Assafir.com (5 million daily pageviews, according to Alexa.com)

Lorientlejour.com (1 million daily pageviews, according to Alexa.com)

there has been more exposure... but these are the ones I have at hand at the moment.

Marc P said...

Hi Youmna,
thanks for the figures. I suppose this took place in lebanon ?
I'm now a bit confused about language in lebanon then; I remember you telling us it's quite a mix between arabic, english and french (hi kifak ca va), but does this mean press is just as mixed, or is there a predominent one ?
Culture blows me further each time I encounter it... sometimes it'sa strong blow, sometimes it's a small blow.
Marc

youmny said...

The mixture exists when it comes to the spoken language. That's what we refer to as "Lebanese". However, it is slang.

As for formal writing, you cannot mix! Lebanese are often trilingual. Thus our publications are either Arabic, French or English.

The official language is Arabic.. and it is purely Arabic, no other words involved... and as you may have guessed, this is the predominant language.

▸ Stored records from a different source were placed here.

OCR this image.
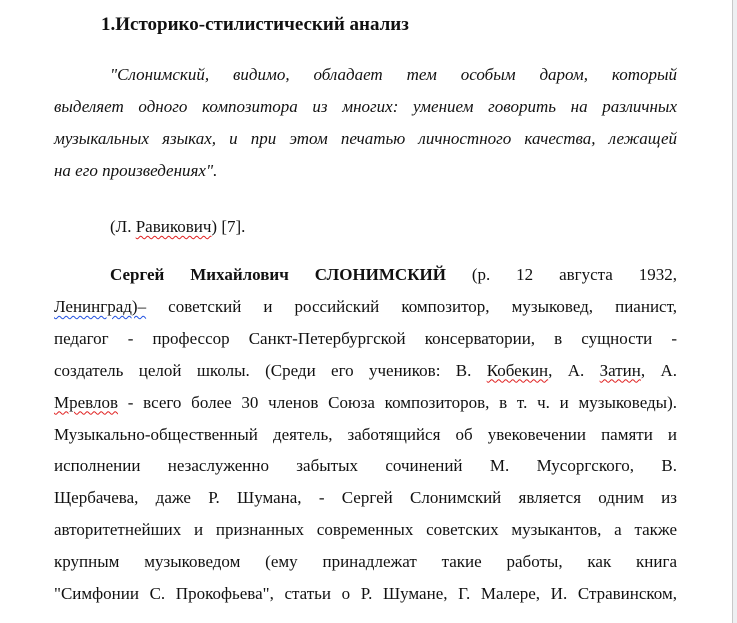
1.Историко-стилистический анализ
"Слонимский, видимо, обладает тем особым даром, который
выделяет одного композитора из многих: умением говорить на различных
музыкальных языках, и при этом печатью личностного качества, лежащей
на его произведениях".
(Л. Равикович) [7].
Сергей Михайлович СЛОНИМСКИЙ (р. 12 августа 1932,
Ленинград)– советский и российский композитор, музыковед, пианист,
педагог - профессор Санкт-Петербургской консерватории, в сущности -
создатель целой школы. (Среди его учеников: В. Кобекин, А. Затин, А.
Мревлов - всего более 30 членов Союза композиторов, в т. ч. и музыковеды).
Музыкально-общественный деятель, заботящийся об увековечении памяти и
исполнении незаслуженно забытых сочинений М. Мусоргского, В.
Щербачева, даже Р. Шумана, - Сергей Слонимский является одним из
авторитетнейших и признанных современных советских музыкантов, а также
крупным музыковедом (ему принадлежат такие работы, как книга
"Симфонии С. Прокофьева", статьи о Р. Шумане, Г. Малере, И. Стравинском,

Sorry for all the confusion! I hope this clarifies things.

Techwiz said...

Hi guys, we are investigating these frauds, ADE650/1, GT200 and the likes we have a blog at:-

http://explosivedetectorfrauds.blogspot.com/

We are looking for people who can give us any info on the use of this scam equipment in Lebanon and its supplier, Prosec.
regards

Anonymous said...

You may be interested to know that Mole GT200 has made a lot of inroads in China since 2007, including extensive use for the Beijing Olympics.

Only recently (25th Feb 2009) did a report exposing it appear in a Chinese newspaper.

peter said...

Latest News on the fake detectors fraud from the BBC Newsnight investigation here
http://www.youtube.com/watch?v=lxArxIgB9oA&feature=player_embedded

or check out the blogs at
http://ade651gt200scamfraud.blogspot.com

http://explosivedetectorfrauds.blogspot.com/

http://sniffexquestions.blogspot.com/

More good news to come in the fight against the main criminals involved.
Anyone in Lebanon want to bring down General Pierre Hadji Georgiou at ProSec who helped McCormick sell $85 million USD worth of the rubbish ADE 651 to Iraq?

Youmna said...

Thank you Peter for the links. It seems you are really active in the fight against this fraud. Good luck.